John Haynes : Vingt-cinq ans de solitude
14/10/2012
John Haines est né en 1924 en Virginie et s’installe en 1947 dans une cabane en Alaska où il y passera 25 ans avant dans tirer ce bouquin sous-titré Mémoires du Grand Nord. Nous avons donc affaire à un récit de trappeur, une vie de rudesse dans le froid extrême jusqu’à – 40 l’hiver, où l’homme ne doit sa survie qu’à lui-même. Il faut savoir tout faire, tendre des pièges ou tirer le gibier, le dépecer et l’entreposer à l’abri des loups ou autres prédateurs si on veut se nourrir quand vient l’hiver. Savoir construire sa cabane et les multiples abris disséminés sur tout le territoire de chasse qu’on s’est attribué, et qui pourront servir tôt ou tard si l’on s’égare ou si on est pris dans une tempête de pluie ou de neige. Prévoir est le maître mot. Encore un superbe livre sur l’Homme etla Nature, une histoire d’amour vache où la moindre erreur du premier est aussitôt sanctionnée parla seconde. Mais quand l’un et l’autre sont en harmonie le Paradis originel est de nouveau reconstitué. Il y a entre autres, un passage magnifique, où notre héros solitaire ira à la rencontre d’un autre trappeur isolé, passera la nuit dans sa cabane et repartira au matin sans que les deux hommes qui ne se connaissaient pas n’échangent un seul mot, comblés par le seul fait d’avoir côtoyé un semblable pendant quelques heures. Un bouquin à lire absolument tant il est vrai et beau, servi par une écriture magnifique et poétique.
« Je pose mon sac et m’approche, bâton en main. Je lui décoche un coup sec sur le nez qui la fait tomber dans la neige avec des contorsions. Je la retourne vivement sur le dos, cale mon bâton contre sa gorge et la maintiens ainsi d’un pied tout en plaçant l’autre sur sa fine poitrine.
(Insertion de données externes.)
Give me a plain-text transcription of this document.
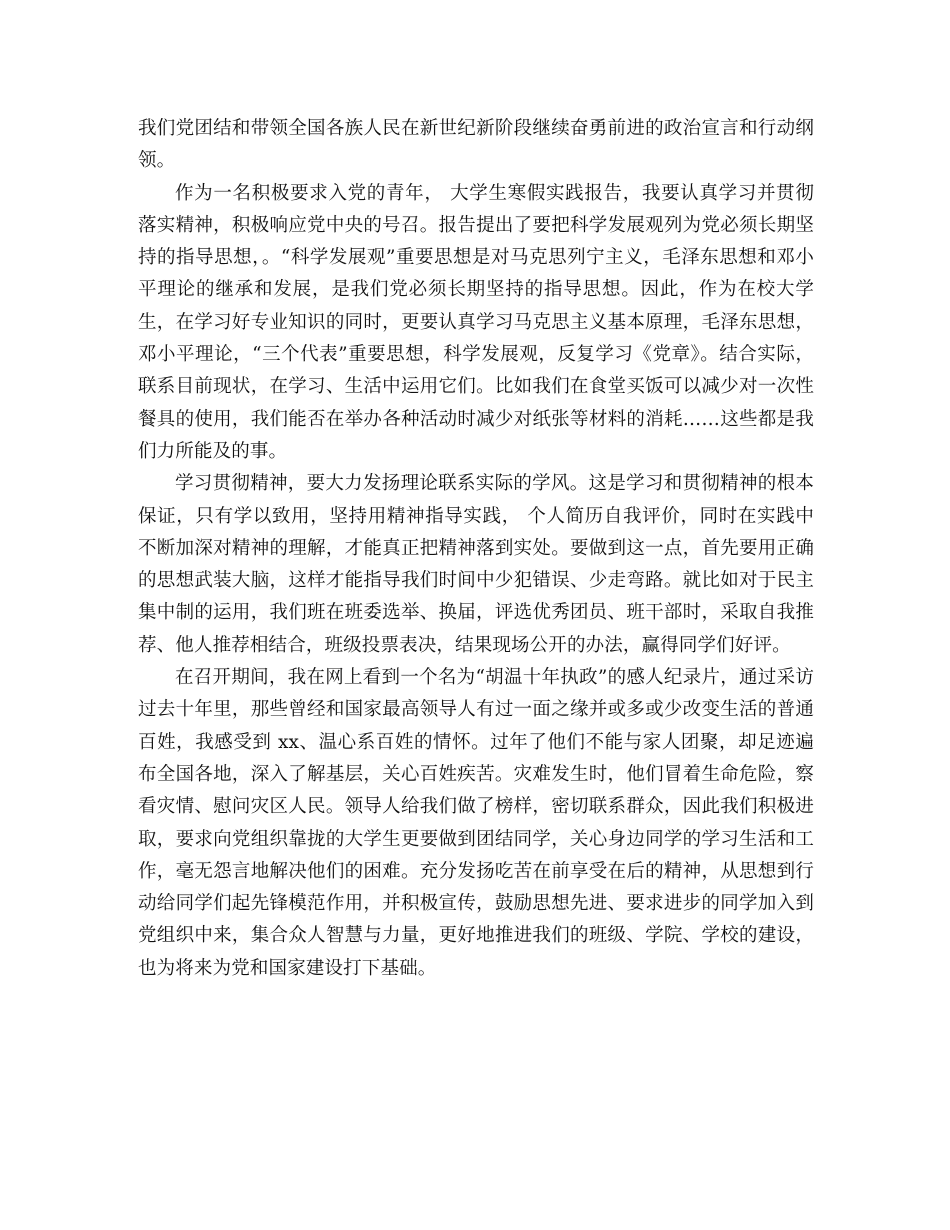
我们党团结和带领全国各族人民在新世纪新阶段继续奋勇前进的政治宣言和行动纲领。

作为一名积极要求入党的青年， 大学生寒假实践报告，我要认真学习并贯彻落实精神，积极响应党中央的号召。报告提出了要把科学发展观列为党必须长期坚持的指导思想，。“科学发展观”重要思想是对马克思列宁主义，毛泽东思想和邓小平理论的继承和发展，是我们党必须长期坚持的指导思想。因此，作为在校大学生，在学习好专业知识的同时，更要认真学习马克思主义基本原理，毛泽东思想，邓小平理论，“三个代表”重要思想，科学发展观，反复学习《党章》。结合实际，联系目前现状，在学习、生活中运用它们。比如我们在食堂买饭可以减少对一次性餐具的使用，我们能否在举办各种活动时减少对纸张等材料的消耗……这些都是我们力所能及的事。

学习贯彻精神，要大力发扬理论联系实际的学风。这是学习和贯彻精神的根本保证，只有学以致用，坚持用精神指导实践， 个人简历自我评价，同时在实践中不断加深对精神的理解，才能真正把精神落到实处。要做到这一点，首先要用正确的思想武装大脑，这样才能指导我们时间中少犯错误、少走弯路。就比如对于民主集中制的运用，我们班在班委选举、换届，评选优秀团员、班干部时，采取自我推荐、他人推荐相结合，班级投票表决，结果现场公开的办法，赢得同学们好评。

在召开期间，我在网上看到一个名为“胡温十年执政”的感人纪录片，通过采访过去十年里，那些曾经和国家最高领导人有过一面之缘并或多或少改变生活的普通百姓，我感受到 xx、温心系百姓的情怀。过年了他们不能与家人团聚，却足迹遍布全国各地，深入了解基层，关心百姓疾苦。灾难发生时，他们冒着生命危险，察看灾情、慰问灾区人民。领导人给我们做了榜样，密切联系群众，因此我们积极进取，要求向党组织靠拢的大学生更要做到团结同学，关心身边同学的学习生活和工作，毫无怨言地解决他们的困难。充分发扬吃苦在前享受在后的精神，从思想到行动给同学们起先锋模范作用，并积极宣传，鼓励思想先进、要求进步的同学加入到党组织中来，集合众人智慧与力量，更好地推进我们的班级、学院、学校的建设，也为将来为党和国家建设打下基础。
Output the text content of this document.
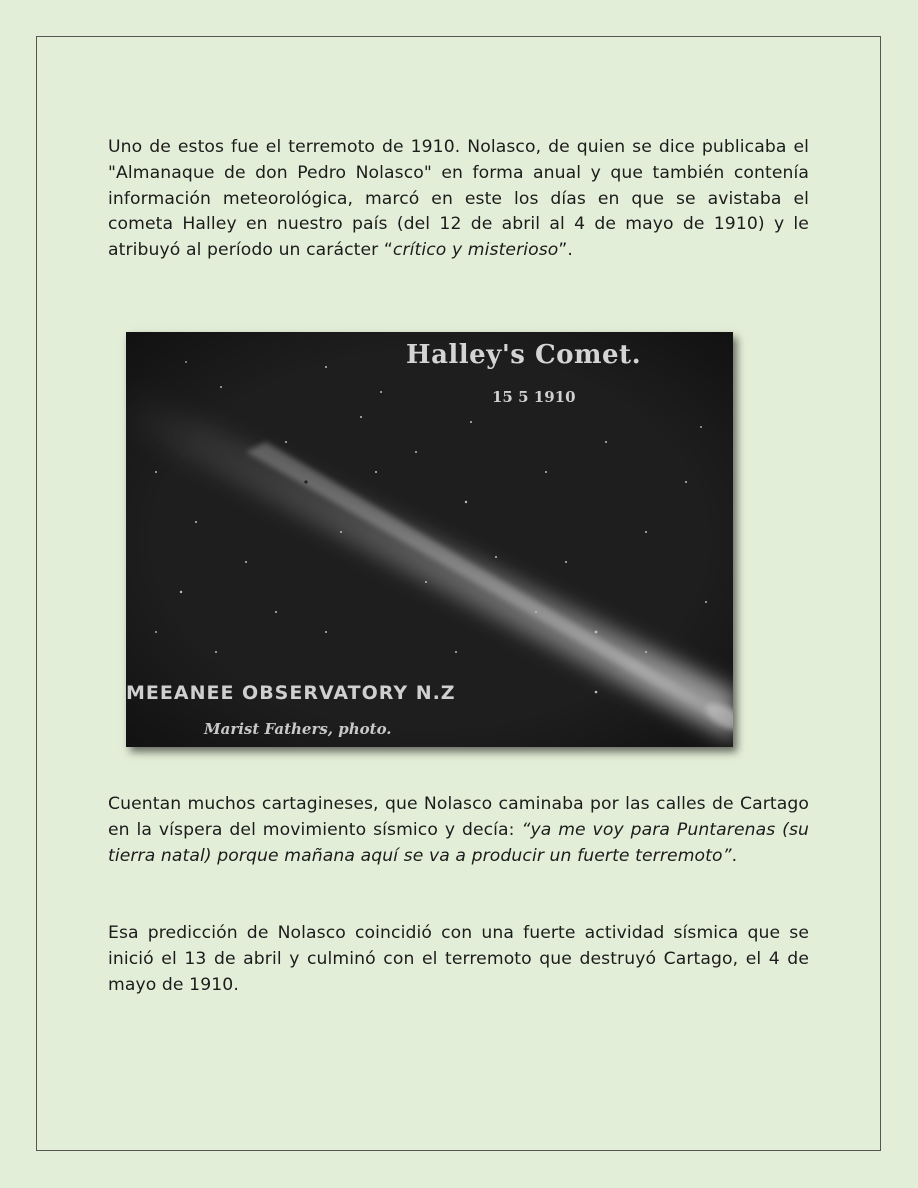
Uno de estos fue el terremoto de 1910. Nolasco, de quien se dice publicaba el "Almanaque de don Pedro Nolasco" en forma anual y que también contenía información meteorológica, marcó en este los días en que se avistaba el cometa Halley en nuestro país (del 12 de abril al 4 de mayo de 1910) y le atribuyó al período un carácter “crítico y misterioso”.

Halley's Comet.
15 5 1910
MEEANEE OBSERVATORY N.Z
Marist Fathers, photo.

Cuentan muchos cartagineses, que Nolasco caminaba por las calles de Cartago en la víspera del movimiento sísmico y decía: “ya me voy para Puntarenas (su tierra natal) porque mañana aquí se va a producir un fuerte terremoto”.

Esa predicción de Nolasco coincidió con una fuerte actividad sísmica que se inició el 13 de abril y culminó con el terremoto que destruyó Cartago, el 4 de mayo de 1910.
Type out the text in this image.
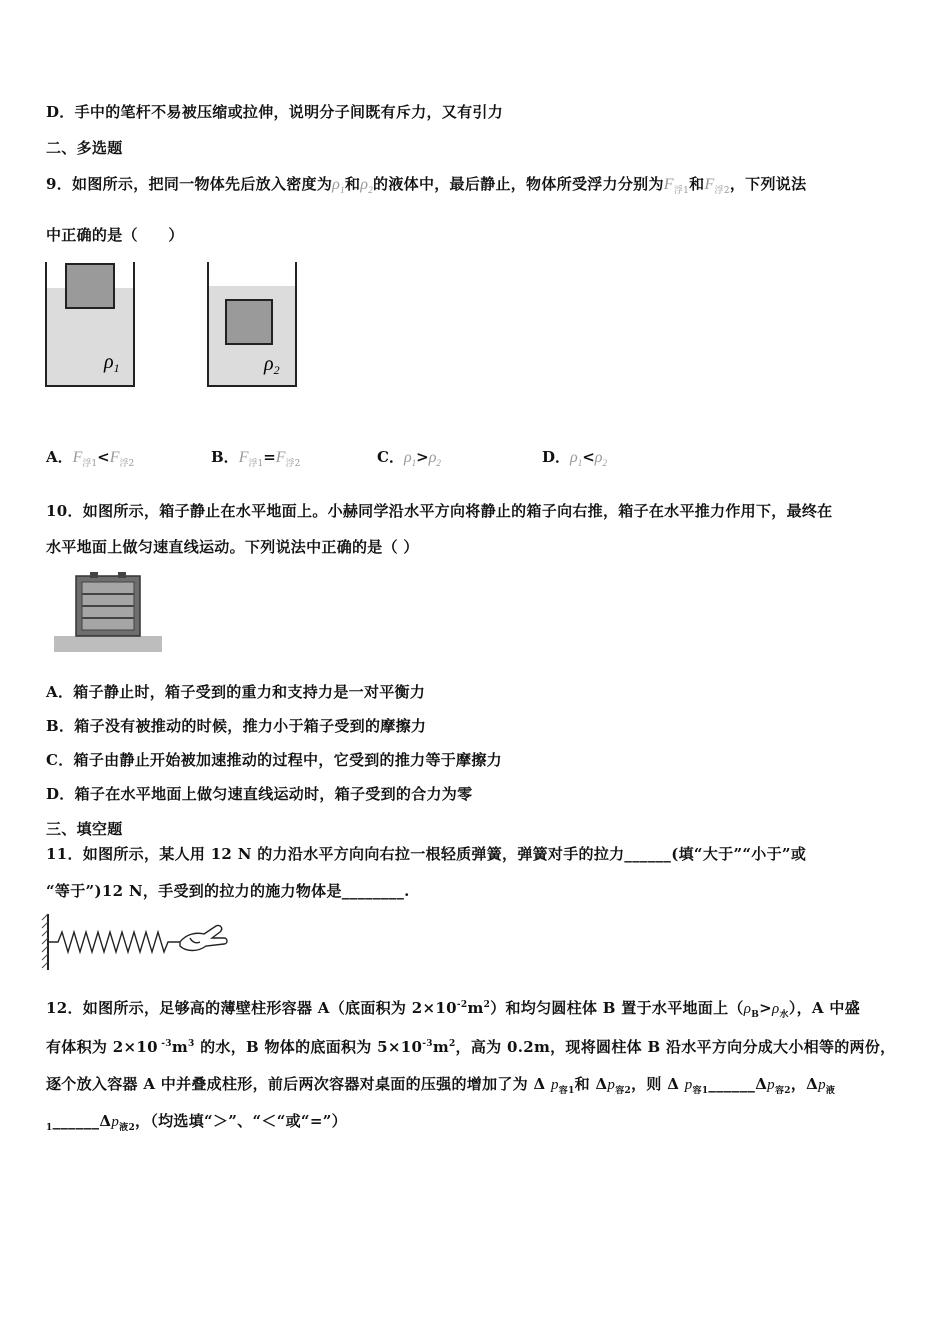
D．手中的笔杆不易被压缩或拉伸，说明分子间既有斥力，又有引力
二、多选题
9．如图所示，把同一物体先后放入密度为$\rho_1$和$\rho_2$的液体中，最后静止，物体所受浮力分别为$F_{浮1}$和$F_{浮2}$，下列说法
中正确的是（　　）
$\rho_1$	$\rho_2$
A．$F_{浮1}<F_{浮2}$	B．$F_{浮1}=F_{浮2}$	C．$\rho_1>\rho_2$	D．$\rho_1<\rho_2$
10．如图所示，箱子静止在水平地面上。小赫同学沿水平方向将静止的箱子向右推，箱子在水平推力作用下，最终在
水平地面上做匀速直线运动。下列说法中正确的是（ ）
A．箱子静止时，箱子受到的重力和支持力是一对平衡力
B．箱子没有被推动的时候，推力小于箱子受到的摩擦力
C．箱子由静止开始被加速推动的过程中，它受到的推力等于摩擦力
D．箱子在水平地面上做匀速直线运动时，箱子受到的合力为零
三、填空题
11．如图所示，某人用 12 N 的力沿水平方向向右拉一根轻质弹簧，弹簧对手的拉力______(填“大于”“小于”或
“等于”)12 N，手受到的拉力的施力物体是________.
12．如图所示，足够高的薄壁柱形容器 A（底面积为 $2\times 10^{-2}m^2$）和均匀圆柱体 B 置于水平地面上$(\rho_B>\rho_水)$，A 中盛
有体积为 2×10 $^{-3}m^3$ 的水，B 物体的底面积为 $5\times 10^{-3}m^2$，高为 0.2m，现将圆柱体 B 沿水平方向分成大小相等的两份，
逐个放入容器 A 中并叠成柱形，前后两次容器对桌面的压强的增加了为 Δ $p_{容1}$和 $\Delta p_{容2}$，则 Δ $p_{容1}\_\_\_\_\_\_\Delta p_{容2}$，$\Delta p_液$
$_1\_\_\_\_\_\_\Delta p_{液2}$，（均选填“＞”、“＜“或“=”）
Je sens le petit cœur battre à travers la semelle de mon mocassin. Tandis que je me tiens là, penché sur elle, la martre se ranime à moitié et tente de se libérer avec force coups de patte et convulsions. Mais très vite le cœur cesse de battre et le petit corps mince se détend. J’ôte mon pied et le bâton, ouvre les mâchoires du piège et j’étends la martre sur la neige. C’est un mâle, gros et ombre, à la fourrure épaisse. Mieux vaut les trouver déjà mortes et gelées. Je n’aime pas les tuer de cette façon. »
Les commentaires sont fermés.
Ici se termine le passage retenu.